In order to improve the exhaust gas performance, internal combustion engines which conduct exhaust gas recirculation (EGR) are provided with exhaust gas recirculating passage members for recirculating the exhaust gas from the exhaust side to the intake side.

As one example of the exhaust gas recirculating passage, there is a passage defined by an exhaust gas recirculating pipe (EGR pipe) disposed so as to pass beside a cylinder row end of the engine body or over the cylinder head cover, communicating the passage defined by the intake manifold with the passage defined by the exhaust manifold (for example, see Japanese patent application publication No. H8-218950). Another example of the exhaust gas recirculating passage is a passage with its main part being an internal passage passing through the cylinder head from the intake side to the exhaust side (for example, see Japanese patent application publication H11-82185).

In the configuration where the EGR pipe is disposed so as to pass beside the cylinder row end of the engine body, the exhaust gas recirculating passage becomes longer, and thus the temperature decrease of the exhaust gas passing through the exhaust gas recirculating passage (EGR gas) becomes greater, which leads to decrease in combustion temperature, thereby deteriorating combustion of the internal combustion engine.

In the configuration where the EGR pipe passes over the cylinder head cover, compared with the configuration where the EGR pipe passes beside the cylinder row end of the engine body, the length of the exhaust gas recirculating passage can be configured to be shorter, thereby preventing decrease in the temperature of the EGR gas passing through the exhaust gas recirculating passage.

In this configuration, however, since there are many plastic members with low heat resistance disposed on the cylinder cover such as air cleaner and intake tube, when the EGR pipe gets heated, these members disposed on the cylinder head cover will be exposed to the heat of the exhaust gas passing the EGR pipe, and thus their durability and performance will deteriorate. Therefore, members disposed near the EGR pipe will be damaged by heat. In addition, this configuration requires a space for disposing EGR pipe, thereby limiting the freedom degree of the layout of the frontal part of the vehicle.

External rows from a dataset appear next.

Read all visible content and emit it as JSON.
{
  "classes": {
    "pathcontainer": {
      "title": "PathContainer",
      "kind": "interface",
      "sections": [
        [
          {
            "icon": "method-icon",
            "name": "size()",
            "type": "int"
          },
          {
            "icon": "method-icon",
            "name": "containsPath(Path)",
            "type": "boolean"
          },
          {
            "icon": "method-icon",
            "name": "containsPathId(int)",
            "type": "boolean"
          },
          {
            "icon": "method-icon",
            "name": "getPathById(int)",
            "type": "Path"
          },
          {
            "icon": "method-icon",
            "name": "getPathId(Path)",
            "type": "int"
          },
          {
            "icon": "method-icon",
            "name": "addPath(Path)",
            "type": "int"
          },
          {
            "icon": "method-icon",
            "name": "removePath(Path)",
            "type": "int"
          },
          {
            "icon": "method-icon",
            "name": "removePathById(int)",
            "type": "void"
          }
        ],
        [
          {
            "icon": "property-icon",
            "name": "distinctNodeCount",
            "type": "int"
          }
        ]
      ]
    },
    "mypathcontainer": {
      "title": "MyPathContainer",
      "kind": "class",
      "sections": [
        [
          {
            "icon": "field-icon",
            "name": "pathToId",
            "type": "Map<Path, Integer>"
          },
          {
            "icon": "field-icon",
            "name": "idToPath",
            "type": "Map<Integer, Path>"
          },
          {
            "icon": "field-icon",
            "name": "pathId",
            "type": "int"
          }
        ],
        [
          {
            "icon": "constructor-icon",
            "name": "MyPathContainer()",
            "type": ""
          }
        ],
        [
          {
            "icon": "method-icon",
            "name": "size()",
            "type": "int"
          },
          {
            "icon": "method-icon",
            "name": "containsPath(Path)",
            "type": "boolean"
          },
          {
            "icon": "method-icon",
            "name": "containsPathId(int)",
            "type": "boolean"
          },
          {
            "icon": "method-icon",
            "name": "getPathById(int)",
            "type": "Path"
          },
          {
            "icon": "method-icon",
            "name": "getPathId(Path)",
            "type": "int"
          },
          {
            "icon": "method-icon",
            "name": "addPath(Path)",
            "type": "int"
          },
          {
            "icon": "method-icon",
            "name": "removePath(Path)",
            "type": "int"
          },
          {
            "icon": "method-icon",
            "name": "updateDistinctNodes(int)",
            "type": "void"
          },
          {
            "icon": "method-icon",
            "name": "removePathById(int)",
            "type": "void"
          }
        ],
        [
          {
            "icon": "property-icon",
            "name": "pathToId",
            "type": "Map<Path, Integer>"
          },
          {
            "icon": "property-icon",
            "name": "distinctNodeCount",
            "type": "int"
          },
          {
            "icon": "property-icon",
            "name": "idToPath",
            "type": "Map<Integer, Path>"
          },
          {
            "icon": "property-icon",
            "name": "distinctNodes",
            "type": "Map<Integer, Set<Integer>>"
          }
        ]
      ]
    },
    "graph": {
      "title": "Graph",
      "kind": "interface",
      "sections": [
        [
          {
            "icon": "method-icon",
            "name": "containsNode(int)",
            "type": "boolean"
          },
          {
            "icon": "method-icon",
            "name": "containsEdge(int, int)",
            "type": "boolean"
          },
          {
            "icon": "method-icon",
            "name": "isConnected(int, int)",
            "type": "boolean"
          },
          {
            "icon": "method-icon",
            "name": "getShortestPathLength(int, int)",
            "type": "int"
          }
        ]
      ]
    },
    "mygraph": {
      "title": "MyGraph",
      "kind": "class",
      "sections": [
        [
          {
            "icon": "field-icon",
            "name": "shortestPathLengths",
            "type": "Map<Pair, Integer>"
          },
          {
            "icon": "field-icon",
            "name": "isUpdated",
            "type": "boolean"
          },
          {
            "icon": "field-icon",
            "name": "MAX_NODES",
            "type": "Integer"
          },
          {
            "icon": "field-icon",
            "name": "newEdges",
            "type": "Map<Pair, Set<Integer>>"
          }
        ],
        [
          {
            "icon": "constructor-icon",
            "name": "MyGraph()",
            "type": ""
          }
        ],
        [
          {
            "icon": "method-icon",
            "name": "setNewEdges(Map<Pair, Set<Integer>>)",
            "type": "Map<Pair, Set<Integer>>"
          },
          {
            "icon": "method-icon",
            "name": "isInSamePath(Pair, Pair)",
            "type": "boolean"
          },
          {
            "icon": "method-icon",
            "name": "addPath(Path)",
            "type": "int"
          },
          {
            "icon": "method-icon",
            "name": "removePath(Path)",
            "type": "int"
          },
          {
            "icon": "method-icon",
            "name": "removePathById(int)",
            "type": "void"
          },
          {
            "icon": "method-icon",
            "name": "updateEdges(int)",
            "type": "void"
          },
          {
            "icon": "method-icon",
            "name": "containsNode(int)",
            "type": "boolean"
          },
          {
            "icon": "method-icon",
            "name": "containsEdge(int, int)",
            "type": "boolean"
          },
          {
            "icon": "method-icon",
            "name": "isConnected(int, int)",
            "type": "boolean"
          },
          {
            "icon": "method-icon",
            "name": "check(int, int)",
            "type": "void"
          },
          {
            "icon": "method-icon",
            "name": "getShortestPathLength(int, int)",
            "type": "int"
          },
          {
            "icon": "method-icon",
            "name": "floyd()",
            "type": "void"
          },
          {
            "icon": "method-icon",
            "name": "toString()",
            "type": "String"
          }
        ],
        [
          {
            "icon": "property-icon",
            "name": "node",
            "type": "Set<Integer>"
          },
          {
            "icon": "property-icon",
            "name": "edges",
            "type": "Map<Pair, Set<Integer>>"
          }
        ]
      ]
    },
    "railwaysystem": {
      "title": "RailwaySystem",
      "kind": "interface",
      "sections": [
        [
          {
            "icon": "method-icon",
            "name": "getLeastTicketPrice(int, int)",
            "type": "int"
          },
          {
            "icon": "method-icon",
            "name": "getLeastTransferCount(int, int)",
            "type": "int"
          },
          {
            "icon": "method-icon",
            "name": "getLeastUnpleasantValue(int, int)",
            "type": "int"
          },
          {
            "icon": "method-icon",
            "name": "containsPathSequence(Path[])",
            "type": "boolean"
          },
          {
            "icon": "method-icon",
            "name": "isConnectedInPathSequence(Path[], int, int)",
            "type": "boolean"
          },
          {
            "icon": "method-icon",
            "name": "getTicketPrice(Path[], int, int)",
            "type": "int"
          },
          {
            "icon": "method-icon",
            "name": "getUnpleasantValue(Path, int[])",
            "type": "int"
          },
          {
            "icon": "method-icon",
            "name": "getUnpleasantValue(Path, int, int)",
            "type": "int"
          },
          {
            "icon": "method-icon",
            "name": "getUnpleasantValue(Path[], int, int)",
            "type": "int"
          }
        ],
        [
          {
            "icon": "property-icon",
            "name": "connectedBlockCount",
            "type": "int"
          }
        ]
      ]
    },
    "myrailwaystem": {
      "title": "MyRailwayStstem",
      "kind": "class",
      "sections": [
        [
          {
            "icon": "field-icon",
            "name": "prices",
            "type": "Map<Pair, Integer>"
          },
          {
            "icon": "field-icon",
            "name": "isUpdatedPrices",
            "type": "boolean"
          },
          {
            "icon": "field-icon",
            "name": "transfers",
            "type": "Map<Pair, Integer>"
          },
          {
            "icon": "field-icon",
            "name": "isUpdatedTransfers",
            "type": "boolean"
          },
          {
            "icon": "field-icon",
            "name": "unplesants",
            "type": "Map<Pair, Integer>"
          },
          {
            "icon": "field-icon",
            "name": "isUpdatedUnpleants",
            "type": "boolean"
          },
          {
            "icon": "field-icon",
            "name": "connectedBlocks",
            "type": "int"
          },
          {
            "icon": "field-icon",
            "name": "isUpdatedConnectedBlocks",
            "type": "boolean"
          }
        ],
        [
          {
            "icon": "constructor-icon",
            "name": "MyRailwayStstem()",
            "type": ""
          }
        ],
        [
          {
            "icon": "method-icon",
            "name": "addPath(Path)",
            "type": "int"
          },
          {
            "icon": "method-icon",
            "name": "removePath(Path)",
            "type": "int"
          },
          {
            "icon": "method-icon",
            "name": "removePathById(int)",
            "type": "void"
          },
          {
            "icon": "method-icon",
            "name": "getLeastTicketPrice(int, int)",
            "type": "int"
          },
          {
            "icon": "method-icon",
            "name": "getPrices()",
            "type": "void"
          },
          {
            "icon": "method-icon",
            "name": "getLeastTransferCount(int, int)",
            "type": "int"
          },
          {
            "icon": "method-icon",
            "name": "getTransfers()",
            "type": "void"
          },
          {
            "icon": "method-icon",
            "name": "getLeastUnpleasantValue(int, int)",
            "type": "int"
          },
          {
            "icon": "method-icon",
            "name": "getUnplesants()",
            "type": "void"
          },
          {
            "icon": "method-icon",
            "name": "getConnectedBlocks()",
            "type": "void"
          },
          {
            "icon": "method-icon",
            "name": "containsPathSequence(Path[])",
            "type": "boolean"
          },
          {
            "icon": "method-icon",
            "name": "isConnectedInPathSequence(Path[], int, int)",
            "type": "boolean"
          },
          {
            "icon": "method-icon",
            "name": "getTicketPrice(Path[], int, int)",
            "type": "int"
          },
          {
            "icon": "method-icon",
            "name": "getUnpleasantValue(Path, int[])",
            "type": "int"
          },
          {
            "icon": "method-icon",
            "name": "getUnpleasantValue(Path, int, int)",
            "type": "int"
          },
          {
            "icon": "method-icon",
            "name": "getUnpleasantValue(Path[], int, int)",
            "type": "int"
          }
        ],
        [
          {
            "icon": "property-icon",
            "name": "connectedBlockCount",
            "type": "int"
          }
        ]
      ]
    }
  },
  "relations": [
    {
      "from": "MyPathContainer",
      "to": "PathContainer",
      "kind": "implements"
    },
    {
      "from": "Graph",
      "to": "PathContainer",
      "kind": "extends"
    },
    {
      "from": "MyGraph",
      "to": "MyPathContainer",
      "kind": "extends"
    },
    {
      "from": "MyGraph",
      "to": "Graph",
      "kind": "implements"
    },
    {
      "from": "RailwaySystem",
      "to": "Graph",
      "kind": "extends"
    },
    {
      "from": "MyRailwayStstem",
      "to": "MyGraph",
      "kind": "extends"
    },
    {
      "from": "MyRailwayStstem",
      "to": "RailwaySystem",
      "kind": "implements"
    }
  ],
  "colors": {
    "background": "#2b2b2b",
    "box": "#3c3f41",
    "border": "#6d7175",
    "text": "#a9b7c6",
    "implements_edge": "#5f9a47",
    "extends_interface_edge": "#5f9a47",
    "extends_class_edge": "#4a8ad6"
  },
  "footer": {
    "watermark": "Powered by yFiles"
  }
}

On the other hand, if the main part of the exhaust gas recirculating passage is an internal passage passing through the cylinder head from the intake side to the exhaust side, the length of the exhaust gas recirculating passage can be configured to be shorter, however, during cold start-warm up process there is a risk that the EGR gas may be excessively cooled by the cylinder head which is cooled and has a large heat capacity. This will lead to decrease in combustion temperature, thereby deteriorating combustion quality of the internal combustion engine.

The problem that this invention proposes to solve is to prevent the EGR gas from being excessively cooled while reducing the length of the exhaust gas recirculating passage member (EGR pipe), and to prevent members disposed near the exhaust gas recirculating passage member from being damaged by heat.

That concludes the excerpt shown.